I’m writing this post today using some new technology, at least new to me, and still pretty new to the world when you consider all the time that has elapsed since the Big Bang (and lord knows what came before that).

I’m talking about the Wi-Fi router I purchased from my internet provider this week. It is yet another miracle of modern technology: the pages on my laptop are loading at near-lightning speed now.

It wasn’t that long ago when I was using a 14K dialup modem to connect to the internet with my old Mac, which I still have, by the way, because I can’t bear to part with it — or with the three successive Macs I used. Sometimes pages would load so slowly that I would go make a cup of coffee and return to find they were still loading.

For the past 10 years, I’ve been using wireless mobile sticks to connect to the internet, a vast improvement compared with the old 14K modem. I figured they were as good as it got for my circumstances: living in the mountains of Quebec. That I could get any service at all with them was another miracle, thanks to the particular location of my house. It’s higher up than most of the other houses around the lake. Some of the other homeowners have no cellular service at all.

I was not-so-blissfully unaware of jargon like “download speed” and “upload speed” until I was speaking to a representative from an alarm system company a couple of weeks ago about the cameras they install in homes. Unlike the alarm system I currently have, he told me, today’s alarm systems and their cameras all operate on the cellular network, and security cameras need a minimum of two mbps of upload speed.

(Yes, I was looking into all of this because I am beefing up my home’s security in light — or darkness — of the recent rash of break-ins around here.)

“What is the upload speed of your internet connection,” he asked.

Umm . . . “I’ll get back to you on that,” I told him.

Well, I found out by going on to my ISP’s website and taking a speed test. My rocket stick had a download speed of just over two mbps and the upload speed was less than one mbps.

I tested my g/f’s rocket stick, which is newer, and discovered it had a download speed of more than six mbps and upload speed of more than four mbps up here in the mountains

Clearly, my stick was slow compared to hers. Time for an upgrade.

I would need a WiFi router, of course, if I want to start adding surveillance cameras that I can view on my smartphone and such.

So, to make this long story a little shorter, I am the proud owner of “the latest” such device my ISP provides, and I now have download speeds of 10 to 12 mbps and upload speeds of eight mbps, give or take one or two mbps depending on the clouds — the real ones, not the virtual ones.

The “Rocket hub,” as it is so dubbed, could provide download speeds of 150 mbps in the city, apparently, but the speeds I am getting on this mostly clear morning up here in the mountains are just fine, thank you very much. I feel like I have joined the modern age. I finally have a decent internet connection.

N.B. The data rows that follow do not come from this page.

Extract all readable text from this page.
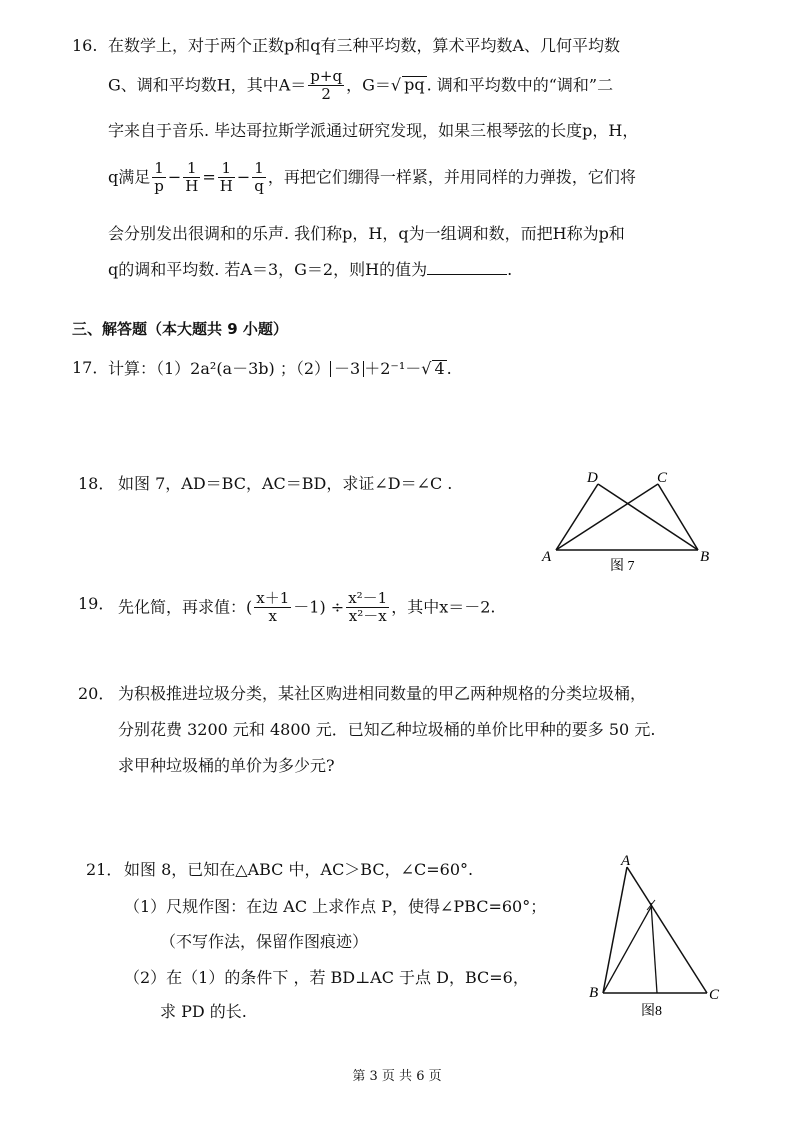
16. 在数学上，对于两个正数p和q有三种平均数，算术平均数A、几何平均数
G、调和平均数H，其中$A= \frac{p+q}{2}$ ，G＝√ pq . 调和平均数中的“调和”二
字来自于音乐. 毕达哥拉斯学派通过研究发现，如果三根琴弦的长度p，H，
q满足 $\frac{1}{p} - \frac{1}{H} = \frac{1}{H} - \frac{1}{q}$ ，再把它们绷得一样紧，并用同样的力弹拨，它们将
会分别发出很调和的乐声. 我们称p，H，q为一组调和数，而把H称为p和
q的调和平均数. 若A＝3，G＝2，则H的值为	.
三、解答题（本大题共 9 小题）
17． 计算：（1）2a²(a－3b) ；（2） －3 ＋2⁻¹－√ 4 .
18． 如图 7，AD＝BC，AC＝BD，求证∠D＝∠C .	D	C
A	B
图 7
19． 先化简，再求值：( $\frac{x+1}{x} -1) \div \frac{\text{x²－1}}{\text{x²－x}}$ ，其中x＝－2.
20． 为积极推进垃圾分类，某社区购进相同数量的甲乙两种规格的分类垃圾桶，
分别花费 3200 元和 4800 元．已知乙种垃圾桶的单价比甲种的要多 50 元.
求甲种垃圾桶的单价为多少元?
21． 如图 8，已知在△ABC 中，AC＞BC，∠C=60°.
（1）尺规作图：在边 AC 上求作点 P，使得∠PBC=60°；
（不写作法，保留作图痕迹）
（2）在（1）的条件下 ，若 BD⊥AC 于点 D，BC=6，
求 PD 的长.
A
B	C
图8
第 3 页 共 6 页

I had considered the internet service some of my neighbours are using, provided by some company that sells a maximum of six mbps of download speed. But the neighbours say that when a lot of people are on the system, it gets very slow. And it is six times more expensive than the monthly router service fee I’m paying for my new miracle of modern technology.

Which all got me to singing an old Cat Stevens song, which I ad libbed a little:

“Oh, baby, baby, it’s a wireless world . . . ”

Feel free to thank me for that earworm below.